N’oublions pas que durant tout le Moyen Âge les prêtres séculiers étaient mariés. Ils étaient ainsi très proches du peuple par le fait qu’ils avaient eux aussi la charge d’une famille. Se dire enfant de prêtre ou épouse de prêtre était une chose normale. Les évêques étaient plutôt choisis parmi les moines mais surtout parmi les nobles ou les aristocrates. Les choses ont évolué lorsque plusieurs papes ont été choisis parmi les moines. Ils ont voulu imposer au clergé séculier le mode de vie des moines. Et ils ont fait voter cette réglé du célibat au cours des deux conciles dits de Latran, 1123 et 1139, qui se sont tenus à la Basilique romaine de Saint Jean de Latran, près de la demeure des papes. Ils ratifiaient ainsi le décret pris personnellement par le pape Grégoire 7 interdisant le mariage et le concubinage des prêtres en 1074. Cette mesure est prise pour éviter surtout que le patrimoine des paroisses et des prêtres tombe, lors de leur décès, entre les mains de leur descendance. Noter d’ailleurs que ce sont les deux premiers Conciles qui n’ont pas été convoqués par un Empereur et qui n’ont pas eu lieu dans le Palais de l’Empereur. C‘est aussi l’époque où les papes n’ont plus été nommés par l’Empereur, ni les évêques (Cf. la Querelle des investitures. Voir cette expression sur Wikipédia). 1139-2025 ? ça fait plus de 50% de la durée de cette église, 56% exactement, mathématiquement, ce n’est pas rien. Lorsqu’on parle de tradition, en voilà une qui a duré 56% du temps depuis la mort de Jésus !!!

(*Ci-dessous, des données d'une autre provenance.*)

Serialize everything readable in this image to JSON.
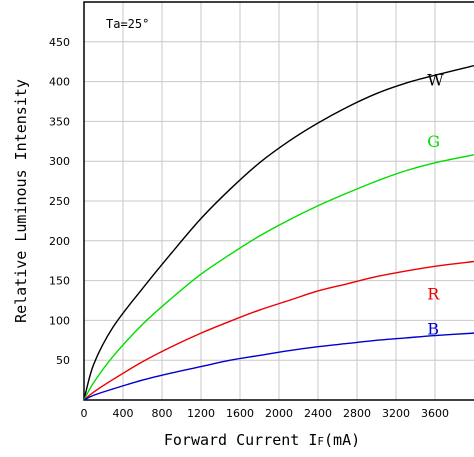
{
  "chart_data": {
    "type": "line",
    "title": "",
    "xlabel": "Forward Current I",
    "xlabel_sub": "F",
    "xlabel_unit": "(mA)",
    "ylabel": "Relative Luminous Intensity",
    "condition": "Ta=25°",
    "xlim": [
      0,
      4000
    ],
    "ylim": [
      0,
      500
    ],
    "x_ticks": [
      0,
      400,
      800,
      1200,
      1600,
      2000,
      2400,
      2800,
      3200,
      3600
    ],
    "x_tick_labels": [
      "0",
      "400",
      "800",
      "1200",
      "1600",
      "2000",
      "2400",
      "2800",
      "3200",
      "3600"
    ],
    "y_ticks": [
      50,
      100,
      150,
      200,
      250,
      300,
      350,
      400,
      450
    ],
    "y_tick_labels": [
      "50",
      "100",
      "150",
      "200",
      "250",
      "300",
      "350",
      "400",
      "450"
    ],
    "grid": true,
    "series": [
      {
        "name": "W",
        "color": "#000000",
        "x": [
          0,
          100,
          300,
          600,
          900,
          1200,
          1500,
          1800,
          2100,
          2400,
          2700,
          3000,
          3300,
          3600,
          4000
        ],
        "values": [
          0,
          45,
          92,
          140,
          185,
          228,
          265,
          298,
          325,
          348,
          368,
          385,
          398,
          408,
          420
        ]
      },
      {
        "name": "G",
        "color": "#00dd00",
        "x": [
          0,
          100,
          300,
          600,
          900,
          1200,
          1500,
          1800,
          2100,
          2400,
          2700,
          3000,
          3300,
          3600,
          4000
        ],
        "values": [
          0,
          22,
          55,
          95,
          128,
          158,
          183,
          206,
          226,
          244,
          260,
          275,
          288,
          298,
          308
        ]
      },
      {
        "name": "R",
        "color": "#ee0000",
        "x": [
          0,
          100,
          300,
          600,
          900,
          1200,
          1500,
          1800,
          2100,
          2400,
          2700,
          3000,
          3300,
          3600,
          4000
        ],
        "values": [
          0,
          10,
          26,
          48,
          67,
          84,
          99,
          113,
          125,
          137,
          146,
          155,
          162,
          168,
          174
        ]
      },
      {
        "name": "B",
        "color": "#0000cc",
        "x": [
          0,
          100,
          300,
          600,
          900,
          1200,
          1500,
          1800,
          2100,
          2400,
          2700,
          3000,
          3300,
          3600,
          4000
        ],
        "values": [
          0,
          6,
          14,
          25,
          34,
          42,
          50,
          56,
          62,
          67,
          71,
          75,
          78,
          81,
          84
        ]
      }
    ],
    "labels": [
      {
        "text": "W",
        "x": 3520,
        "y": 395,
        "color": "#000000"
      },
      {
        "text": "G",
        "x": 3520,
        "y": 318,
        "color": "#00dd00"
      },
      {
        "text": "R",
        "x": 3520,
        "y": 126,
        "color": "#ee0000"
      },
      {
        "text": "B",
        "x": 3520,
        "y": 82,
        "color": "#0000cc"
      }
    ]
  }
}
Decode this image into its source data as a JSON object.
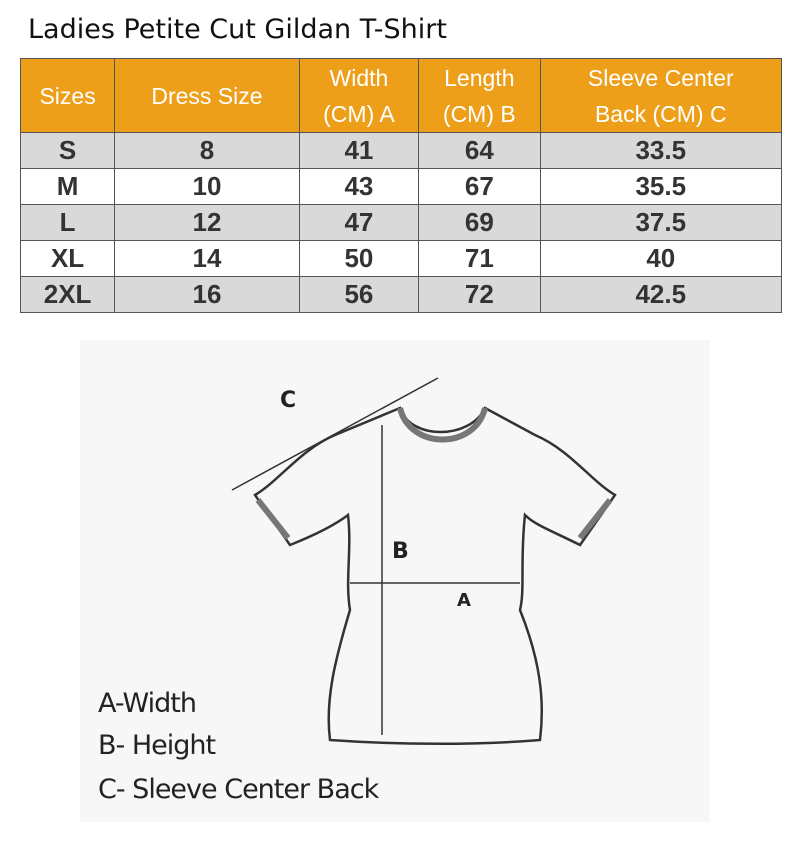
{
  "title": "Ladies Petite Cut Gildan T-Shirt",
  "header_color": "#ee9f1a",
  "table": {
    "headers": [
      "Sizes",
      "Dress Size",
      "Width (CM) A",
      "Length (CM) B",
      "Sleeve Center Back (CM) C"
    ],
    "header_lines": [
      [
        "Sizes"
      ],
      [
        "Dress Size"
      ],
      [
        "Width",
        "(CM) A"
      ],
      [
        "Length",
        "(CM) B"
      ],
      [
        "Sleeve Center",
        "Back (CM) C"
      ]
    ],
    "rows": [
      [
        "S",
        "8",
        "41",
        "64",
        "33.5"
      ],
      [
        "M",
        "10",
        "43",
        "67",
        "35.5"
      ],
      [
        "L",
        "12",
        "47",
        "69",
        "37.5"
      ],
      [
        "XL",
        "14",
        "50",
        "71",
        "40"
      ],
      [
        "2XL",
        "16",
        "56",
        "72",
        "42.5"
      ]
    ]
  },
  "diagram": {
    "labels": {
      "a": "A",
      "b": "B",
      "c": "C"
    },
    "legend": [
      "A-Width",
      "B- Height",
      "C- Sleeve Center Back"
    ]
  }
}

Récemment, plusieurs prêtres ont annoncé, avec plus ou moins de publicité, qu’ils mettaient fin à leur Ministère. Deux d’entre eux étaient curés de grandes paroisses à Lyon dont le Père Gréa, curé emblématique de sainte Blandine en 2017. Récemment le Père Matthieu Jasseron, après avoir obtenu une grande audience sur les Réseaux sociaux, décidait de ne plus fonctionner comme ‘’le VIP de l’institution’’. Ces départs n’ont rien d’isolé et, si on veut bien se donner la peine de chercher, sont autant d’indices d’une crise profonde.

Entre 1949 et 1980, plus de 60.000 départs de prêtres, religieux et religieuses ont été recensés en France, le nombre de religieux et religieuses partis étant même supérieur au nombre de prêtres séculiers partis. Dans les années 1960, 200 prêtres quittaient chaque année leur ministère. A cette époque, ils étaient encore nombreux dans les diocèses. Mais aujourd’hui ces départs se doublent d’une part de nombreux décès car le corps ecclésiastique est en général assez âgé proportionnellement à toute autre groupe de population, d’autre part de la crise des vocations qui tarit l’entrée dans les ordres. Une centaine d’ordinations par an ne suffisent pas à combler les vides. Et si on divise ce chiffre par le nombre de diocèses, on arrive alors à ce chiffre effarant de 1 ordonné par an et par diocèse !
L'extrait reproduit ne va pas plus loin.